Denial and the Process of Moral Exclusion in Environmental Conflict
Journal of Social Issues, Fall, 2000 by Susan Opotow, Leah Weiss
Specialized Knowledge
Environmental conflicts depend on the interpretation of scientific and technical data. This often results in two classes of stakeholders: those with and those without sufficient knowledge to interpret these data. Relatedly, environmental conflicts result from and shape public policies involving government agencies and formal regulatory decision-making processes. Some stakeholders are more knowledgeable about the complex array of regulatory mechanisms than others.

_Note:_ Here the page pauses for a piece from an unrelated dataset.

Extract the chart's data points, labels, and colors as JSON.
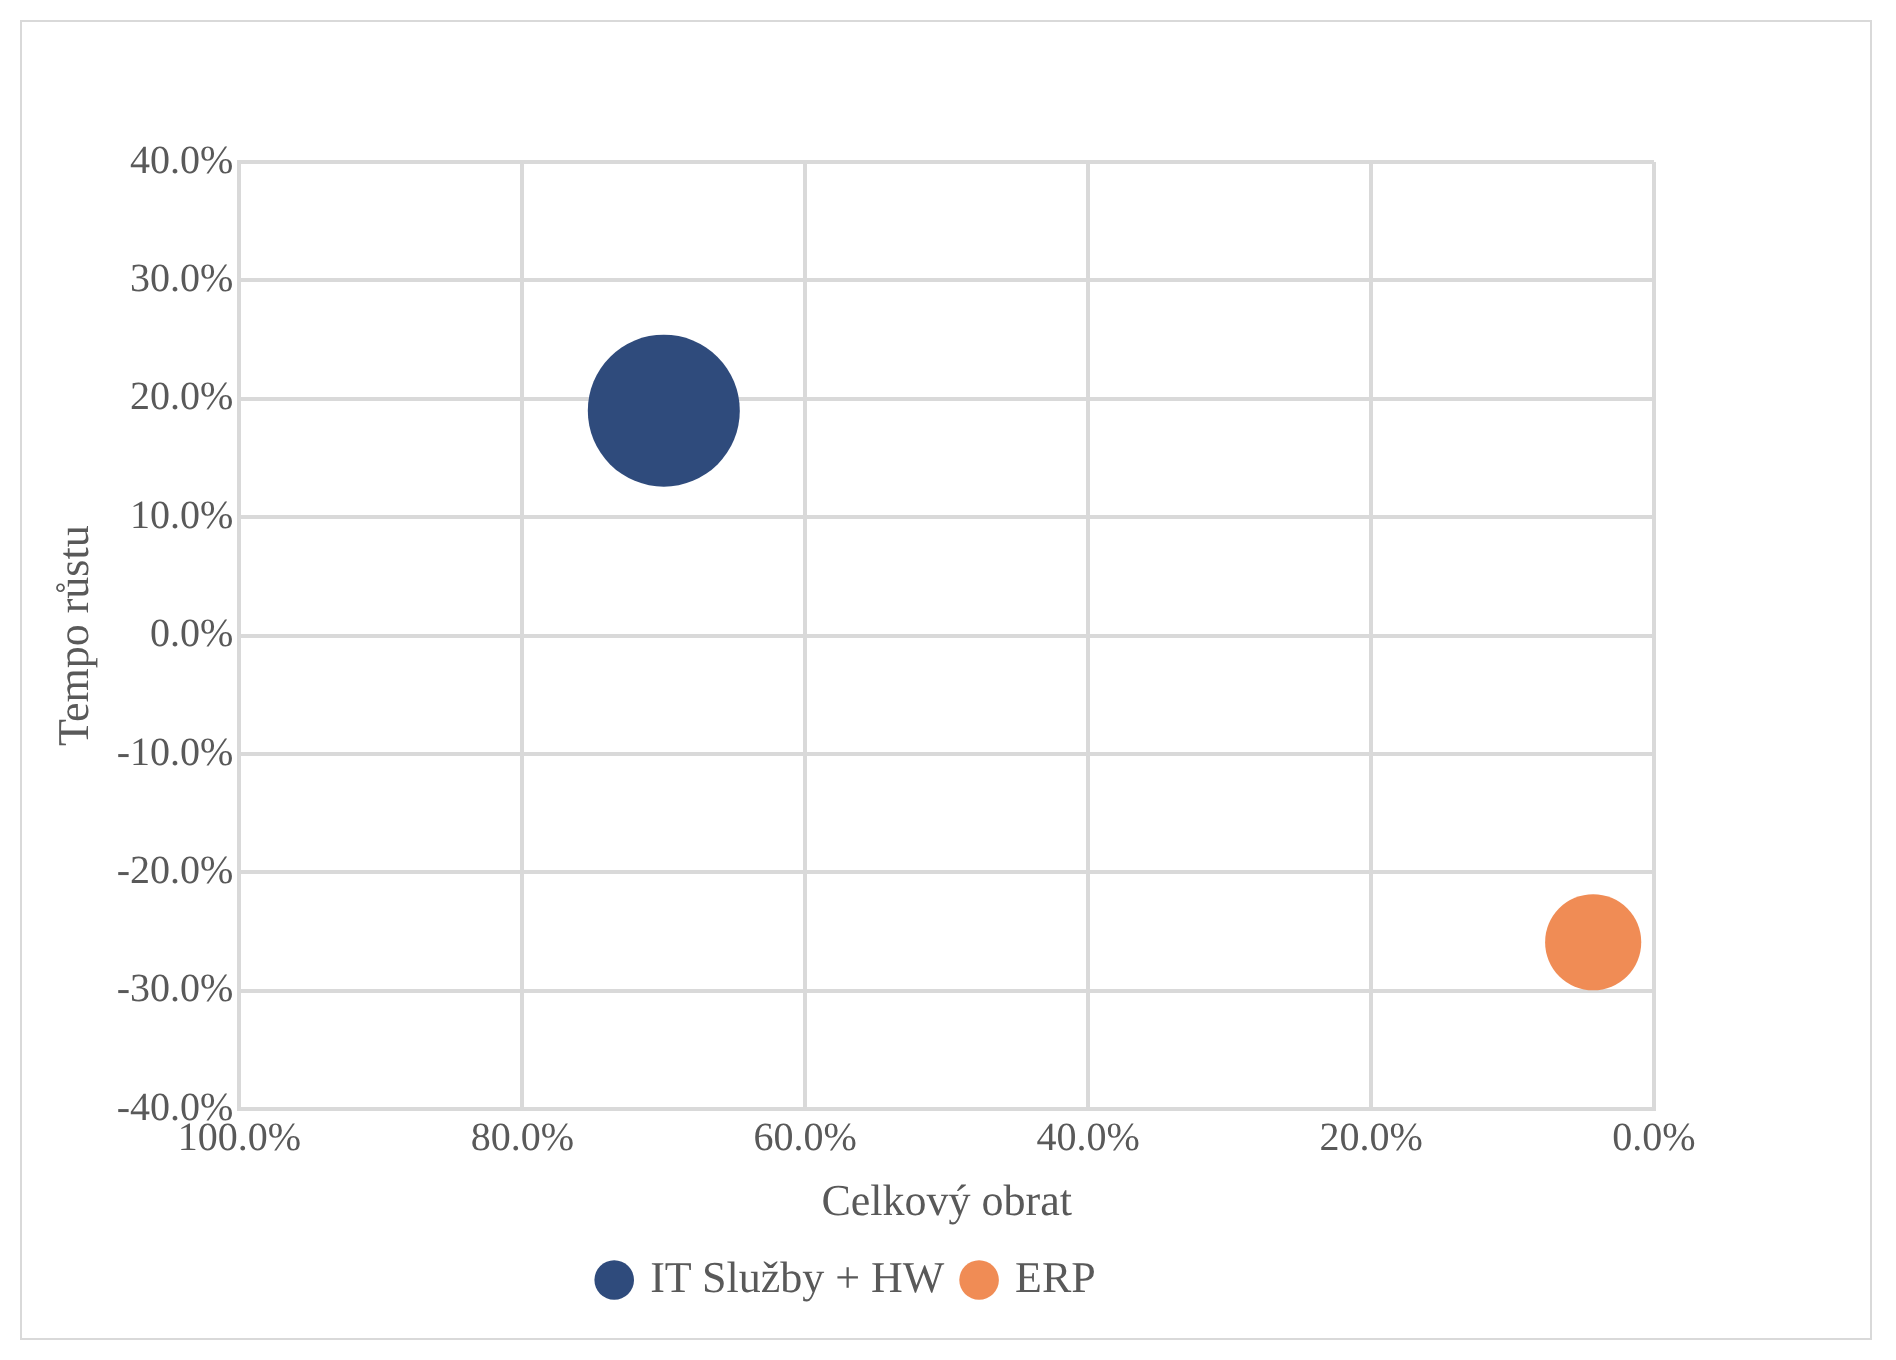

Throughout the article we will illustrate our analysis with examples of air quality conflict. This approach not only offers a coherent focus but also illustrates the three main characteristics of environmental conflict:
1. Large scale: The airshed is shared and needed by everyone. It also has limits on its use if it is to be maintained at a particular level or quality. Geographically the airshed is also large scale. Air pollutants can travel hundreds of miles; consequently, geographic areas that may not have a localized air pollution problem contribute to problems experienced downwind.
2. Commons: Air pollution results from micro and macro behaviors. Although major industrial sources contribute to the air pollution problem, so do an individual's activities. Adding a few small sources of polluting emissions yields nonenvironmental benefits (i.e., convenience) and minimal environmental impacts for an individual, factory, or community at the micro level, but as emissions accumulate from many sources, impact on the airshed can be substantial and harmful.
3. Specialized knowledge: Monitoring air quality and interpreting these data takes specialized equipment, knowledge, and skills. Although clean air is critically important for public health, we neither see the air nor certain forms of pollution. Air pollution remains invisible to the public until it has reached unacceptable proportions, as in Los Angeles on a smoggy day. Long-term human costs of air pollution are also difficult for ordinary citizens to detect. They are, however, evident in chronic, debilitating respiratory and pulmonary disease. On a hospital pulmonary ward, where breathing can no longer be taken for granted, the effects of day-to-day air pollution are obvious, dramatic, and frightening.
In sum, the complex, large-scale dynamics of environmental conflicts make them difficult to analyze and resolve. They are particularly complex because they simultaneously involve multiple kinds of conflicts, including conflicts of interests and conflicts of values (Thompson & Gonzalez, 1997). The next sections describe the processes by which environmental conflicts are justified, progress, and escalate and can lead to destructive outcomes.
Moral Exclusion
The scope of justice is our psychological boundary for fairness. Norms, moral rules, and concerns about rights and fairness govern our conduct toward those inside our scope of justice (also called the moral community; Deutsch, 1985; Opotow, 1990). Our scope of justice is attuned to: Who and what counts? Who and what simply does not matter? The scope of justice emerges from three attitudes toward others: (1) believing that considerations of fairness apply to them, (2) willingness to allocate a share of community resources to them, and (3) willingness to make sacrifices to foster their well-being (Opotow, 1987, 1993). As Table 1 illustrates, these attitudes are consistent with environmentalism because they place the well being of the larger ecosystem above anthropocentic or personal concerns (cf., Merchant, 1980; Stern & Dietz, 1994), emphasize the interdependence of people and nature, view humans as only one of many parts of nature, and advocate decision making that considers the larger natural system in whic h humans are embedded. This perspective is evident in the Gaia hypothesis and its depiction of Earth as a single, interconnected system (Lovelock, 1979). It is also evident in philosophies that characterize inanimate natural objects, such as soil, land, rivers, and mountains, as part of the biotic community and therefore of concern when considering public policy (Leopold, 1949; Stone, 1974).